R Inconsistencies

A collection of detected R inconsistencies and bugs.

Dimension inconsistencies

  1. Subsetting a matrix by selecting 0 rows and 0 columns preserves matrix format even without drop=FALSE.

    matrix()[1,0]                          matrix()[0,0]
    ## integer(0)                          ## <0 x 0 matrix>
    
  2. qnorm() drops matrix format when input is an empty matrix.

    qnorm(matrix(0.1, nrow=1, ncol=2))     qnorm(matrix(0.1, nrow=0, ncol=0))
    ##           [,1]      [,2]            ## numeric(0)
    ## [1,] -1.281552 -1.281552
    
  3. rbind() does not preserve the number of rows for data.frames, while cbind() does.

    mat <- matrix(nrow=2, ncol=0)
    df  <- as.data.frame(mat)
    
    
    dim(mat)                               dim(df)
    ## [1] 2 0                             ## [1] 2 0
    
    dim(cbind(mat, mat))                   dim(cbind(df, df))
    ## [1] 2 0                             ## [1] 2 0
    
    dim(rbind(mat, mat))                   dim(rbind(df, df))
    ## [1] 4 0                             ## [1] 0 0
    

    Number of columns are always preserved, making rbind and number of rows the only exception.

Type inconsistencies

  1. is.nan doesn’t work on data.frames while is.na does.

    is.na(iris)                            is.nan(iris)
    ## <works>                             ## <error>
    
  2. any() works on numeric data.frames but not on logical data.frames.

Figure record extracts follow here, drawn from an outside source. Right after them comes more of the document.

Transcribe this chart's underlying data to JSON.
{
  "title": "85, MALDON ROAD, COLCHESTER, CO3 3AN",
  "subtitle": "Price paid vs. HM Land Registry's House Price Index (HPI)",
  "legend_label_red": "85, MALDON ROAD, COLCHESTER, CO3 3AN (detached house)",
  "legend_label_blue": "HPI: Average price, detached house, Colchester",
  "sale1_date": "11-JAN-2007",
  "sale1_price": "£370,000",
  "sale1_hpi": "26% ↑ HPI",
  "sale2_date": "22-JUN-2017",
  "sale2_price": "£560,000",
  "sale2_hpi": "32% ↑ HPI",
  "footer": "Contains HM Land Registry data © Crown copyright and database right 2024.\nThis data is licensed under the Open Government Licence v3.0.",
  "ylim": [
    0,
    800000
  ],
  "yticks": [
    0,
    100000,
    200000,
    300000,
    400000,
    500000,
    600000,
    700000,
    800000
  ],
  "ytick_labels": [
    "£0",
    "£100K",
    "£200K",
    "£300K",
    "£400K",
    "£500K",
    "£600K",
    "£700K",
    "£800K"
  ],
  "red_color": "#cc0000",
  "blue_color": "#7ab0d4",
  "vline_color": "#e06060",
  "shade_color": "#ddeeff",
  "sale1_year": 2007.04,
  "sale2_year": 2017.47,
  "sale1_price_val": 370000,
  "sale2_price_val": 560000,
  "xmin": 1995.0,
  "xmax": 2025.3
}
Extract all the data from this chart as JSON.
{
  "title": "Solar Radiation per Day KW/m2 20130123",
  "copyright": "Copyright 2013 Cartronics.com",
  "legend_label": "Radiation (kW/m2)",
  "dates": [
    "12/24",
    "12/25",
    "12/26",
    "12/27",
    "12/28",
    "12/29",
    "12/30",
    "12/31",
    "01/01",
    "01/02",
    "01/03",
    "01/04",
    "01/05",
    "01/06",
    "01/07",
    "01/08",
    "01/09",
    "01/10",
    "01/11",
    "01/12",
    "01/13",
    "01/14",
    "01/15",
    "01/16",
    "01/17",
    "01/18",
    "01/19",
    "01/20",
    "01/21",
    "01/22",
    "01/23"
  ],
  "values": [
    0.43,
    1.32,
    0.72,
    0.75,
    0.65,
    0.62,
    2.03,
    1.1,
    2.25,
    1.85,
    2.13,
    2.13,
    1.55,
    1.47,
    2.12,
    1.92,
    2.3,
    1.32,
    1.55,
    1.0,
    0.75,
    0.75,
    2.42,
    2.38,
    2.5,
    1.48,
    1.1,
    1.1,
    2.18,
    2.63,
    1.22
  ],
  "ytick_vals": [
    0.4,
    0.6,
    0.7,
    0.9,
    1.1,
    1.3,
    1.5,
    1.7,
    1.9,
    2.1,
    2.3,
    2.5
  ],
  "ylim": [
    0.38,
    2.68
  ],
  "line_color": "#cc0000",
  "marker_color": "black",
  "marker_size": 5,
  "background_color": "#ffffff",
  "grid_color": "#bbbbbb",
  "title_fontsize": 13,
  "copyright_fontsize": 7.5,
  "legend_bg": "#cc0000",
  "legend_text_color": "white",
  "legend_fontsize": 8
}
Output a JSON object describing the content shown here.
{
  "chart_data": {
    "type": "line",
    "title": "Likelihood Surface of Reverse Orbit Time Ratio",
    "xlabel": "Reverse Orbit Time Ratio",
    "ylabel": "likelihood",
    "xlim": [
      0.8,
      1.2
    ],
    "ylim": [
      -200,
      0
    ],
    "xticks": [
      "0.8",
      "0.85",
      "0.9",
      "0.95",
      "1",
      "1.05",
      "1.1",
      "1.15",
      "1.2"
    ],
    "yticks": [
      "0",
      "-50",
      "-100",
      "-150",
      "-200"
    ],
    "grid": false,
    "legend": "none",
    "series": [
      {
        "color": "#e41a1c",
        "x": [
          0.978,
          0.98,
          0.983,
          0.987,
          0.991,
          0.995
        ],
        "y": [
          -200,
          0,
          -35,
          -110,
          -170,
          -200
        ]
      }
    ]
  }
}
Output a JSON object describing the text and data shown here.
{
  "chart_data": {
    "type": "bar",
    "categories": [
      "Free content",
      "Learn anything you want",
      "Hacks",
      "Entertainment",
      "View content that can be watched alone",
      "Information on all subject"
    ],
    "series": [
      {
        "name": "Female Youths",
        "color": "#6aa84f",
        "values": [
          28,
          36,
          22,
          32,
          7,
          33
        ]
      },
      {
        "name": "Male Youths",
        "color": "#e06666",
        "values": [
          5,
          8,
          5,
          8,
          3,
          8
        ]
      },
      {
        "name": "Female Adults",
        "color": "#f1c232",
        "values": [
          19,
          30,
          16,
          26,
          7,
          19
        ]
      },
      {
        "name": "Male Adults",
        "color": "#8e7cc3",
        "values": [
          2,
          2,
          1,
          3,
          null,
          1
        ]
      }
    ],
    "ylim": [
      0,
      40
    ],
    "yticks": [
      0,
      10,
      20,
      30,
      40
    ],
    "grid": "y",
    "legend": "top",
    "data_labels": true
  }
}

    any(data.frame(A=0, B=1))              any(data.frame(A=TRUE, B=FALSE))
    ## <warning>                           ## <error>
    ## TRUE
    
  3. rbind() on data.frame do not adjust row names to be unique when the data.frame is nested.

    df    <- data.frame(a=1:3)
    df$df <- data.frame(a=1:3)
    
    
    rbind(df, df)
    ## <error>
    

Hypothesis test inconsistencies

  1. Paired versions of wilcoxon.test() has tolerance issues when detecting if ties are present.

    wilcox.test(c(4,3,2), c(3,2,1), paired=TRUE)
    ## <warning about ties>
    
    
    wilcox.test(c(0.4,0.3,0.2), c(0.3,0.2,0.1), paired=TRUE)
    ## <no warning>
    
  2. Paired wilcox.test() throws an error about x when y observations are missing.

    wilcox.test(c(1,2), c(NA_integer_,NA_integer_), paired=TRUE)
    ## <error about not enough 'x' observations>
    
  3. var.test does not accept conf.level of either 0 or 1, while t.test does.

    t.test(rnorm(10), rnorm(10), conf.level=0)
    ## <works>
    
    
    var.test(rnorm(10), rnorm(10), conf.level=0)
    ## <error>
    

  1. ◦  Worth noting that this behaviour is documented in the manual pages of ?rbind.data.frame.